The authorities also suspended Mr. Zheng’s household registration, rendering him an “illegal resident” and unable to find a job or lead a normal life for 20 years. Mr. Zheng has been forced to live away from home to avoid persecution. It is not clear whether he has returned home at this point.
Children Implicated
The persecution does not stop with practitioners, but also extends to their children. The authorities utilize their state power and resources to exert control over children of Falun Gong practitioners in areas including employment, military enlistment, job promotions, and school admissions, in an effort to coerce practitioners to give up their practice.
Ms. He Yunjie, a warehouse keeper for the Guiyang City Railroad in Guizhou Province, was arrested at work on June 10, 2020. Her home was ransacked and personal belongings, including Falun Gong materials, were confiscated.
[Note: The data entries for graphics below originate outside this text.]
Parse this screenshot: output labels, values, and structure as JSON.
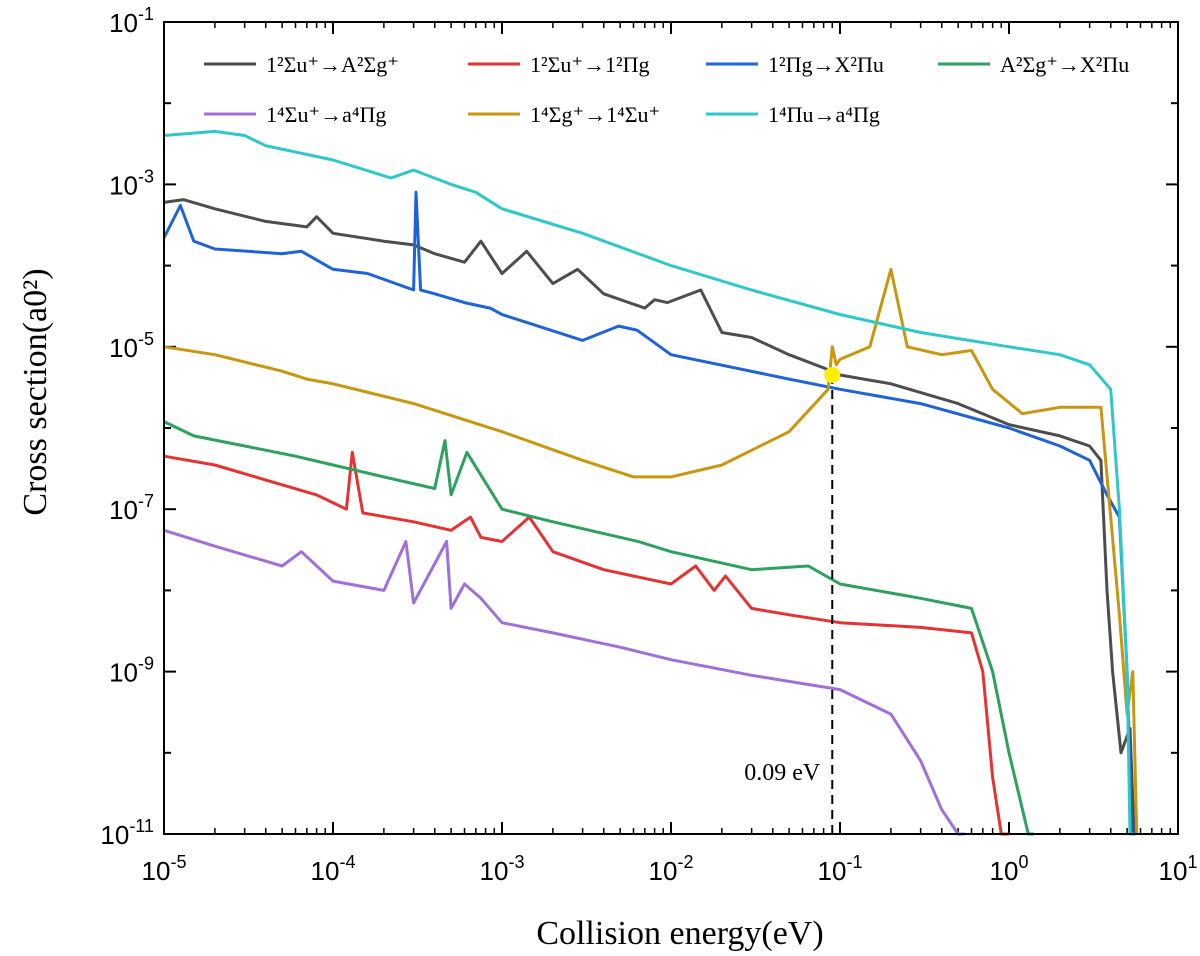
{
  "chart_data": {
    "type": "line",
    "xlabel": "Collision energy(eV)",
    "ylabel": "Cross section(a0²)",
    "xscale": "log",
    "yscale": "log",
    "xlim": [
      1e-05,
      10
    ],
    "ylim": [
      1e-11,
      0.1
    ],
    "xticks": [
      {
        "v": 1e-05,
        "m": "10",
        "e": "-5"
      },
      {
        "v": 0.0001,
        "m": "10",
        "e": "-4"
      },
      {
        "v": 0.001,
        "m": "10",
        "e": "-3"
      },
      {
        "v": 0.01,
        "m": "10",
        "e": "-2"
      },
      {
        "v": 0.1,
        "m": "10",
        "e": "-1"
      },
      {
        "v": 1,
        "m": "10",
        "e": "0"
      },
      {
        "v": 10,
        "m": "10",
        "e": "1"
      }
    ],
    "xtick_labels": [
      "10^-5",
      "10^-4",
      "10^-3",
      "10^-2",
      "10^-1",
      "10^0",
      "10^1"
    ],
    "yticks": [
      {
        "v": 1e-11,
        "m": "10",
        "e": "-11"
      },
      {
        "v": 1e-09,
        "m": "10",
        "e": "-9"
      },
      {
        "v": 1e-07,
        "m": "10",
        "e": "-7"
      },
      {
        "v": 1e-05,
        "m": "10",
        "e": "-5"
      },
      {
        "v": 0.001,
        "m": "10",
        "e": "-3"
      },
      {
        "v": 0.1,
        "m": "10",
        "e": "-1"
      }
    ],
    "ytick_labels": [
      "10^-11",
      "10^-9",
      "10^-7",
      "10^-5",
      "10^-3",
      "10^-1"
    ],
    "legend_position": "top",
    "annotation": {
      "text": "0.09 eV",
      "x": 0.09,
      "y": 4.5e-06,
      "marker_color": "#ffee00"
    },
    "series": [
      {
        "name": "1²Σu⁺→A²Σg⁺",
        "color": "#4d4d4d",
        "x": [
          1e-05,
          1.3e-05,
          2e-05,
          4e-05,
          7e-05,
          8e-05,
          0.0001,
          0.0002,
          0.0003,
          0.0004,
          0.0006,
          0.00075,
          0.001,
          0.0014,
          0.002,
          0.0028,
          0.004,
          0.007,
          0.008,
          0.0095,
          0.015,
          0.02,
          0.03,
          0.05,
          0.08,
          0.1,
          0.2,
          0.5,
          1,
          2,
          3,
          3.5,
          3.8,
          4.1,
          4.6,
          5.2,
          5.5
        ],
        "y": [
          0.0006,
          0.00065,
          0.0005,
          0.00035,
          0.0003,
          0.0004,
          0.00025,
          0.0002,
          0.00018,
          0.00014,
          0.00011,
          0.0002,
          8e-05,
          0.00015,
          6e-05,
          9e-05,
          4.5e-05,
          3e-05,
          3.8e-05,
          3.5e-05,
          5e-05,
          1.5e-05,
          1.3e-05,
          8e-06,
          5.5e-06,
          4.5e-06,
          3.5e-06,
          2e-06,
          1.1e-06,
          8e-07,
          6e-07,
          4e-07,
          1e-08,
          1e-09,
          1e-10,
          2e-10,
          1e-11
        ]
      },
      {
        "name": "1²Σu⁺→1²Πg",
        "color": "#e53333",
        "x": [
          1e-05,
          2e-05,
          5e-05,
          8e-05,
          0.00012,
          0.00013,
          0.00015,
          0.0003,
          0.0005,
          0.00065,
          0.00075,
          0.001,
          0.00145,
          0.002,
          0.004,
          0.01,
          0.014,
          0.018,
          0.021,
          0.03,
          0.05,
          0.1,
          0.3,
          0.6,
          0.7,
          0.8,
          0.9,
          1.0
        ],
        "y": [
          4.5e-07,
          3.5e-07,
          2e-07,
          1.5e-07,
          1e-07,
          5e-07,
          9e-08,
          7e-08,
          5.5e-08,
          8e-08,
          4.5e-08,
          4e-08,
          8e-08,
          3e-08,
          1.8e-08,
          1.2e-08,
          2e-08,
          1e-08,
          1.5e-08,
          6e-09,
          5e-09,
          4e-09,
          3.5e-09,
          3e-09,
          1e-09,
          5e-11,
          5e-12,
          1e-11
        ]
      },
      {
        "name": "1²Πg→X²Πu",
        "color": "#1e64d8",
        "x": [
          1e-05,
          1.25e-05,
          1.5e-05,
          2e-05,
          5e-05,
          6.5e-05,
          0.0001,
          0.00016,
          0.0003,
          0.00031,
          0.00033,
          0.0004,
          0.0006,
          0.00085,
          0.001,
          0.003,
          0.0049,
          0.0063,
          0.01,
          0.05,
          0.1,
          0.3,
          1,
          2,
          3,
          3.8,
          4.5,
          5,
          5.3,
          5.6
        ],
        "y": [
          0.00022,
          0.00055,
          0.0002,
          0.00016,
          0.00014,
          0.00015,
          9e-05,
          8e-05,
          5e-05,
          0.0008,
          5e-05,
          4.5e-05,
          3.5e-05,
          3e-05,
          2.5e-05,
          1.2e-05,
          1.8e-05,
          1.6e-05,
          8e-06,
          4e-06,
          3e-06,
          2e-06,
          1e-06,
          6e-07,
          4e-07,
          1.5e-07,
          8e-08,
          1e-09,
          1e-11,
          1e-11
        ]
      },
      {
        "name": "A²Σg⁺→X²Πu",
        "color": "#2ea060",
        "x": [
          1e-05,
          1.5e-05,
          3e-05,
          6e-05,
          0.0001,
          0.0002,
          0.0004,
          0.00046,
          0.0005,
          0.00062,
          0.001,
          0.002,
          0.0064,
          0.01,
          0.03,
          0.065,
          0.1,
          0.3,
          0.6,
          0.8,
          1.0,
          1.3,
          1.4
        ],
        "y": [
          1.2e-06,
          8e-07,
          6e-07,
          4.5e-07,
          3.5e-07,
          2.5e-07,
          1.8e-07,
          7e-07,
          1.5e-07,
          5e-07,
          1e-07,
          7e-08,
          4e-08,
          3e-08,
          1.8e-08,
          2e-08,
          1.2e-08,
          8e-09,
          6e-09,
          1e-09,
          1e-10,
          1e-11,
          1e-11
        ]
      },
      {
        "name": "1⁴Σu⁺→a⁴Πg",
        "color": "#a06fd8",
        "x": [
          1e-05,
          2e-05,
          5e-05,
          6.5e-05,
          0.0001,
          0.0002,
          0.00027,
          0.0003,
          0.00047,
          0.0005,
          0.0006,
          0.00075,
          0.001,
          0.002,
          0.005,
          0.01,
          0.03,
          0.1,
          0.2,
          0.3,
          0.4,
          0.5,
          0.55
        ],
        "y": [
          5.5e-08,
          3.5e-08,
          2e-08,
          3e-08,
          1.3e-08,
          1e-08,
          4e-08,
          7e-09,
          4e-08,
          6e-09,
          1.2e-08,
          8e-09,
          4e-09,
          3e-09,
          2e-09,
          1.4e-09,
          9e-10,
          6e-10,
          3e-10,
          8e-11,
          2e-11,
          5e-12,
          1e-11
        ]
      },
      {
        "name": "1⁴Σg⁺→1⁴Σu⁺",
        "color": "#c8960f",
        "x": [
          1e-05,
          2e-05,
          5e-05,
          7e-05,
          0.0001,
          0.0003,
          0.001,
          0.003,
          0.006,
          0.01,
          0.02,
          0.05,
          0.085,
          0.09,
          0.095,
          0.1,
          0.15,
          0.2,
          0.25,
          0.4,
          0.6,
          0.8,
          1.2,
          2,
          3.5,
          4.5,
          5,
          5.4,
          5.7
        ],
        "y": [
          1e-05,
          8e-06,
          5e-06,
          4e-06,
          3.5e-06,
          2e-06,
          9e-07,
          4e-07,
          2.5e-07,
          2.5e-07,
          3.5e-07,
          9e-07,
          3e-06,
          1e-05,
          6e-06,
          7e-06,
          1e-05,
          9e-05,
          1e-05,
          8e-06,
          9e-06,
          3e-06,
          1.5e-06,
          1.8e-06,
          1.8e-06,
          5e-09,
          3e-10,
          1e-09,
          1e-11
        ]
      },
      {
        "name": "1⁴Πu→a⁴Πg",
        "color": "#2ec8c8",
        "x": [
          1e-05,
          2e-05,
          3e-05,
          4e-05,
          0.0001,
          0.00022,
          0.0003,
          0.0005,
          0.0007,
          0.001,
          0.003,
          0.01,
          0.03,
          0.1,
          0.3,
          1,
          2,
          3,
          4,
          4.5,
          5,
          5.2,
          5.5
        ],
        "y": [
          0.004,
          0.0045,
          0.004,
          0.003,
          0.002,
          0.0012,
          0.0015,
          0.001,
          0.0008,
          0.0005,
          0.00025,
          0.0001,
          5e-05,
          2.5e-05,
          1.5e-05,
          1e-05,
          8e-06,
          6e-06,
          3e-06,
          1e-07,
          1e-09,
          1e-11,
          1e-11
        ]
      }
    ]
  }
}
She was detained at the local detention center the next day. The authorities did not allow her family to visit her and froze her bank accounts. Her son, who'd just found a job at the city fire department, was fired.
Deprivation of Education
The Chinese authorities threaten Falun Gong practitioners with their right to an education in order to force them to give up their practice. Many practitioners have been expelled from school or precluded from admission to prestigious universities for refusing to renounce their beliefs.
Ms. Wan Chunxiao, a 20-year-old freshman at Nanjing University of Posts and Telecommunications in Jiangsu Province, was reported by her roommate while doing the Falun Gong exercises in her dorm on May 1, 2019. She was interrogated by officers from the university security department. Her Falun Gong books and materials were confiscated. Eventually, as she refused to renounce her belief, the university expelled her.
Retirement Pension Suspended
Taking away retirement pensions is another means deployed by the CCP regime to coerce practitioners to give up their practice of Falun Gong.
Ms. Tang Xuzhen, an 82-year-old retired college professor at Southwest Medical University of Sichuan Province, was repeatedly arrested and detained for speaking out for Falun Gong. She served two years in a labor camp and three and a half years in prison. The university authorities suspended her retirement pension in late 2009 and said they would reinstate it only if she wrote a statement renouncing Falun Gong.
Housing Discrimination
Falun Gong practitioners have also been subjected to housing discrimination by the authorities. Some were not approved for their apartment rental applications because of their faith and some had their homes forcibly demolished.
Ms. Zhang Guilan of Yichun City, Heilongjiang Province, was arrested several times and sentenced to five and a half years in prison. She was tortured brutally in prison and forced to do hard labor.
Her house was due to be demolished to make room for new construction in 2011. The normal compensation from the government is at least 1.2 million yuan; however, the authorities only agreed to pay her 300 thousand yuan. As she refused to move, the government cut off her utilities and threatened her with arrest. She appealed to several government agencies, but to no avail. The court would not accept her lawsuit either.